2) SGAs which have not received US FDA approval in the treatment of MDD
(1) Amisulpride:
Despite amisulpride not being approved for the treatment of MDD, its clinical usefulness for MDD or dysthymia patients as a monotherapy or augmentation therapy has been actively tested in open-label53,54 RCT studies and RPCTs.55,56,57,58,59,60,61,62 In terms of RCTs, 7 studies were conducted in the treatment of MDD or dysthymia as a monotherapy. 2 RCTs showed its superior efficacy over placebo,58,60 while all studies showed its comparable efficacy with various antidepressants including amitriptyline, amineptine, imipramine, fluoxetine, sertraline, and paroxetine.55,56,57,58,59,60,61,62 Among them, one study was designed to compare the incidences of treatment emergent adverse events between amisulpride and amitriptyline,57 which showed comparable rates of TEA (AMI vs. AMSP: 73% vs. 64%). However, all the above studies were published before 2006 rendering a need for updated studies. In addition, all RCTs investigated its effects as a monotherapy.
(2) Risperidone:
Similar to amisulpride, risperidone's clinical effects in the treatment of MDD has been actively investigated up until 2009. In terms of RCTs, 5 were conducted and showed its clinical effects as an augmentation therapy for the treatment of TRD. Two studies showed superior efficacy of risperidone augmentation to current antidepressants compared to placebo in response and remission among treatment resistant depression or difficult to treat depression.63,64 One study showed the efficacy of risperidone augmentation for TRD versus a placebo treatment in decrease suicidality.65 Two studies tested the efficacy of risperidone augmentation as maintenance therapy versus placebo.66,67 Both studies showed that while the relapse rates of risperidone (53.3%-56%) and placebo (54.6%-65%) were similar, the median time to relapse was numerically longer with risperidone augmentation (102-105 days) than with the placebo (57-85 days). The latest RCT, which was published in 2011, compared the efficacy of augmentation of risperidone 2 mg/day (N=45), sodium valproate 600 mg/day (N=39), buspirone 30 mg/day (N=46), trazodone 100 mg/day (N=47) or thyroid hormone 80 mg/day (N=48) in TRD patients taking paroxetine 20 mg/day. The results showed no statistical significance among treatment groups in remission rates and AEs. However, there has only one study published since 2010 and all of the RCTs only investigated its effect as an augmentation therapy as opposed to a monotherapy.
(3) Ziprasidone:
Unlike for amisulpride and risperidone, studies investigating the clinical effects in the treatment of MDD using ziprasidone have not been conducted until very recently. There was only one published RPCT for ziprasidone in the treatment of MDD as of 2012.68 One hundred and twenty (120) patients were randomized to ziprasidone monotherapy (drug–drug) for 12 weeks, placebo for 6 weeks followed by ziprasidone (placebo–drug) for 6 weeks, or placebo (placebo–placebo) for 12 weeks. The results did not show a statistically significant difference in response or remission rates among the three groups. However, the dosage of ziprasidone used might not have been sufficient to produce an antidepressant response (a daily dose of ziprasidone; phase I=81.4 mg, Phase II=113.8 mg). Relatively high pooled placebo responses and remission rates in phase II (29.9% and 32.7%) are another possible factor preventing the detection of the statistical significance of ziprasidone over placebo.

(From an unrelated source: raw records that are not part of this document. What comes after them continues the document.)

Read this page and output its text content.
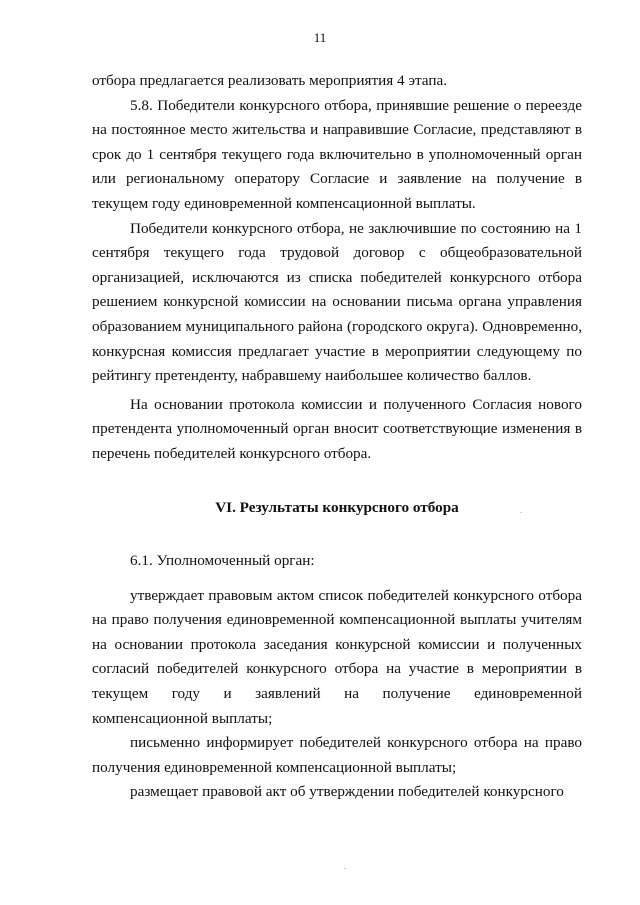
11

отбора предлагается реализовать мероприятия 4 этапа.

5.8. Победители конкурсного отбора, принявшие решение о переезде на постоянное место жительства и направившие Согласие, представляют в срок до 1 сентября текущего года включительно в уполномоченный орган или региональному оператору Согласие и заявление на получение в текущем году единовременной компенсационной выплаты.

Победители конкурсного отбора, не заключившие по состоянию на 1 сентября текущего года трудовой договор с общеобразовательной организацией, исключаются из списка победителей конкурсного отбора решением конкурсной комиссии на основании письма органа управления образованием муниципального района (городского округа). Одновременно, конкурсная комиссия предлагает участие в мероприятии следующему по рейтингу претенденту, набравшему наибольшее количество баллов.

На основании протокола комиссии и полученного Согласия нового претендента уполномоченный орган вносит соответствующие изменения в перечень победителей конкурсного отбора.

VI. Результаты конкурсного отбора

6.1. Уполномоченный орган:

утверждает правовым актом список победителей конкурсного отбора на право получения единовременной компенсационной выплаты учителям на основании протокола заседания конкурсной комиссии и полученных согласий победителей конкурсного отбора на участие в мероприятии в текущем году и заявлений на получение единовременной компенсационной выплаты;

письменно информирует победителей конкурсного отбора на право получения единовременной компенсационной выплаты;

размещает правовой акт об утверждении победителей конкурсного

Thereafter, 2 post-hoc analyses were recently published. Jeon et al conducted a post-hoc analysis to investigate effects of ziprasidone monotherapy in treatment of psychomotor symptoms of MDD.69 The study involved drug-drug for 12 weeks, placebo–drug for 6 weeks respectively, and placebo-placebo for 12 weeks. In phase I, more significant improvement in HDRS-17 (F=5.95, p=0.017) and Quick Inventory of Depressive Symptomatology Scale, Self-Rated (QIDS-SR) (F=5.26, p=0.025) scores were found in the ziprasidone monotherapy group than in the placebo treatment among patients presenting psychomotor symptoms, although there was no significant differences in the HDRS-17 (F=2.32, p=0.15) and QIDS-SR (F=3.70, p=0.074) scores between the two treatment groups among those without psychomotor symptoms. In phase II, the ziprasidone monotherapy showed no superior efficacy over placebo in HDRS-17 and QIDS-SR scores in patients with or without psychomotor symptoms. Heo et al.70 conducted another post-hoc analysis utilizing data from the study by Papakostas to investigate the effects of ziprasidone monotherapy in anxious depression. The results failed to show superior efficacy of ziprasidone over placebo in anxious depression. The second RPCT investigating augmentation of ziprasidone to antidepressants in the treatment of MDD was very recently published.71 During an open label trial (phase I), patients with MDD were prescribed escitalopram for 8 weeks. The starting dosage of escitalopram was 10 mg/day, which could be escalated to 30 mg/day. After remaining on a stable escitalopram dosage for 4 weeks, patients were randomly assigned to a placebo group (N=68) or a ziprasidone augmentation group (N=71). Rates of clinical response were significantly higher for the adjunctive ziprasidone group (N=25 [35.2%]) than for the adjunctive placebo group according to the mixed-effects model with repeated-measures analyses (N=14 [20.5%], p=0.04). In addition, mean improvement in HAM-D total scores were significantly greater for ziprasidone (–6.4) than for placebo (–3.3) augmentation.
(4) Other SGAs:
Although asenapine, iloperidone, and sertindole were not investigated for the treatment of MDD, such SGAs have been also found to exert proper and relevant pharmacodynamics including interaction with multiple neurotransmitters receptors associated with putative action mechanisms as antidepressants as presented in Table 1.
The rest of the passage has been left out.